Inventory Management Parameters

Inventory management can be efficiently done on the basis of 4 broad parameters:

Number of units in the stock

Inventory is nothing but a collection of similar or different stock keeping units (SKU) which have to be stored efficiently before being sold or sent to next stakeholder. Now the number of these items would decide how big or small space we would need, how much staff would be required to manage them, their retrieval mechanism and many other considerations.

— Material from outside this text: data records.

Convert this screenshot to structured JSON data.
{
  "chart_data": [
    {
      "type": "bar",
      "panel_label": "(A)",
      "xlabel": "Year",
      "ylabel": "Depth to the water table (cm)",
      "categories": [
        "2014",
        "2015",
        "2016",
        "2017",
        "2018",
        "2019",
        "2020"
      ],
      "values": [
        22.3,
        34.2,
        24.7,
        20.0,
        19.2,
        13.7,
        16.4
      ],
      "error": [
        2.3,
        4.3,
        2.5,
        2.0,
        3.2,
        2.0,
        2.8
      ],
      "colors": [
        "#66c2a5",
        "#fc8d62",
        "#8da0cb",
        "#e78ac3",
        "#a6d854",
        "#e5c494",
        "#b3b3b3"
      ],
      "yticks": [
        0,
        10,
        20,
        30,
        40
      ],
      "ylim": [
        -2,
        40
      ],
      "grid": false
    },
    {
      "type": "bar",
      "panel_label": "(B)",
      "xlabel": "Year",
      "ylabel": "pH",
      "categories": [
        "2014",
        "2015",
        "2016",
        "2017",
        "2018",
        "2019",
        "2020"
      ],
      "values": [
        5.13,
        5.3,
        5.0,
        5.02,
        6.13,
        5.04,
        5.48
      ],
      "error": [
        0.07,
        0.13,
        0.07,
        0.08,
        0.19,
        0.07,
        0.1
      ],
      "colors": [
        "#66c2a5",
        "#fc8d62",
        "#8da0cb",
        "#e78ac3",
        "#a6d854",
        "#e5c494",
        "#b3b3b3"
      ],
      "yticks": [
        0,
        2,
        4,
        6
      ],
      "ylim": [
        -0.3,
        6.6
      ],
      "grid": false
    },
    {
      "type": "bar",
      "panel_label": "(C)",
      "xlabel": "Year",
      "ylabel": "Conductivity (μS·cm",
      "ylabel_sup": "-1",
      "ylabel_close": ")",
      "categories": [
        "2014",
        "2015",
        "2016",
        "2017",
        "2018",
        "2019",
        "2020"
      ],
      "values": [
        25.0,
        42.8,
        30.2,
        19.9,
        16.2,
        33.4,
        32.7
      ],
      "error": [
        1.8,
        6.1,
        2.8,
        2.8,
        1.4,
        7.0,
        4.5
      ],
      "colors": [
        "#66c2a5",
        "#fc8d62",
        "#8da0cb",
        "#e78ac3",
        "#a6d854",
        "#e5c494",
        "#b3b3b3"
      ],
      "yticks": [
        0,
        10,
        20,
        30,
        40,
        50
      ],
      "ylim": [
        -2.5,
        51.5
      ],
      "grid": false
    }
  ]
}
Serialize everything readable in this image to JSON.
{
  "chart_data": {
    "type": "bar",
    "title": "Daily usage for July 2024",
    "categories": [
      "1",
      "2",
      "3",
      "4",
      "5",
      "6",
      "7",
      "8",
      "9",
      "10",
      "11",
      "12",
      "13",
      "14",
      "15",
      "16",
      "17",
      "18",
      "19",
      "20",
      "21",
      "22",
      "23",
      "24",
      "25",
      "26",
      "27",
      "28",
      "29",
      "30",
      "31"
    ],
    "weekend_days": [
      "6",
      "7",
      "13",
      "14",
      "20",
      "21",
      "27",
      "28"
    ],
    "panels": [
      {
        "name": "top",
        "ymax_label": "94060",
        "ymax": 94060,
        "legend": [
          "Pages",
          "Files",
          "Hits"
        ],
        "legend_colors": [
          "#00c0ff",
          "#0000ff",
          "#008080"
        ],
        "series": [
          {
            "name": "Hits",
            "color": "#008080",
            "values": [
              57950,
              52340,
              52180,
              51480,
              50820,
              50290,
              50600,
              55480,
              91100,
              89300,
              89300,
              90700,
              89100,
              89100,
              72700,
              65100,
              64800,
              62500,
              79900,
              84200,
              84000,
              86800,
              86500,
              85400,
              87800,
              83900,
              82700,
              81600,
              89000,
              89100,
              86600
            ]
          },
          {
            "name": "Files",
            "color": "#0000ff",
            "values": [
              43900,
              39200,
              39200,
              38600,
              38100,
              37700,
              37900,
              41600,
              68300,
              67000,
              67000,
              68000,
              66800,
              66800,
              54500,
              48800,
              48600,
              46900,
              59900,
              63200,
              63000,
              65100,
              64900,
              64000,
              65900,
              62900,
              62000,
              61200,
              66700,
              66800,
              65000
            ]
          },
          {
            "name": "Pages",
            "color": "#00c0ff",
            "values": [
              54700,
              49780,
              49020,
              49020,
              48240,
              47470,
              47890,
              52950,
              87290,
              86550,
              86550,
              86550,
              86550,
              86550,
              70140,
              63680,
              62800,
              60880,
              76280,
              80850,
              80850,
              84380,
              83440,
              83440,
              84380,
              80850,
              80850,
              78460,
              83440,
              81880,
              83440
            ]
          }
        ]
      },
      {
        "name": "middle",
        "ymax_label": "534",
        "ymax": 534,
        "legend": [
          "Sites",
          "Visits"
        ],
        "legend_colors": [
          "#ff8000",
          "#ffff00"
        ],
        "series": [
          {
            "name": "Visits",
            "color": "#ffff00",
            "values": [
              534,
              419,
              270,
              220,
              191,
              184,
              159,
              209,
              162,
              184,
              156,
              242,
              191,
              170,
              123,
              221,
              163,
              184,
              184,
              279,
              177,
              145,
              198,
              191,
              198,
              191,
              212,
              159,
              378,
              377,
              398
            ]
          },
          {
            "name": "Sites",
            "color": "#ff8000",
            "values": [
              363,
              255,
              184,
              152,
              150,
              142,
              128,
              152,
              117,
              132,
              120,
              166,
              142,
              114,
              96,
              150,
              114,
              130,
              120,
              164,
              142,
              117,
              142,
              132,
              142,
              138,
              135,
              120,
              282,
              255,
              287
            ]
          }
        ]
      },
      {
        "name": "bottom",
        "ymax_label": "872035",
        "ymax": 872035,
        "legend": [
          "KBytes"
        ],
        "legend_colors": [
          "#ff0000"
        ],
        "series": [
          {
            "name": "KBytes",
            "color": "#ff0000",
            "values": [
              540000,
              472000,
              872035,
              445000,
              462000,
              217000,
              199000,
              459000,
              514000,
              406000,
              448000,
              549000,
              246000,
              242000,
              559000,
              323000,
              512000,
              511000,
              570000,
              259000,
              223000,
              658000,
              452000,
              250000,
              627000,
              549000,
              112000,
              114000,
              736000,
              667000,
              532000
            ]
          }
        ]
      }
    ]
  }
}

Cost of managing inventory

There are lot of inventory costs involved in the process of managing the inventory like carrying costs, holding costs, storage costs etc. Before going into inventory management, a company needs to budget the costs which would be required.

Availability of inventory on time

Inventory is useful for business if it arrives at time and leaves at time. If there are delays in availability of inventory to the right person at the right time, then inventory management will become difficult.

Location for storing inventory

As discussed above as well, the location is very important. We see there are lot of warehouses near airports, highways etc. where managing the inventory and transportation would be easier as compared to a location which is far off. It has to be compared to the inventory cost like rent and manage the inventory efficiently.


Inventory Management


Inventory Management Example

Inventory Management is very important for a business to run smoothly. Imagine a cake manufacturing shop if it keeps running out of flour and sugar. Flour and sugar are like the main raw materials which keep the business process running. The cake maker needs to plan the quantities of sugar and flour so that he never runs out of them when he wants to make a cake. But inventory management is just not about bulking up the supplies.

If too much flour and sugar are stocked and there is not as much demand for cake, the flour and sugar would go bad which would cause financial losses to business. Inventory Management advocated optimization of inventory. The inventory management makes sure that the cake maker has almost the exact amount of sugar and flour which are just enough to make cakes which match with the demand of cake eaters who order cake from his shop.

Hence, this concludes the definition of Inventory Management along with its overview.

This article has been researched & authored by the Business Concepts Team. It has been reviewed & published by the MBA Skool Team. The content on MBA Skool has been created for educational & academic purpose only.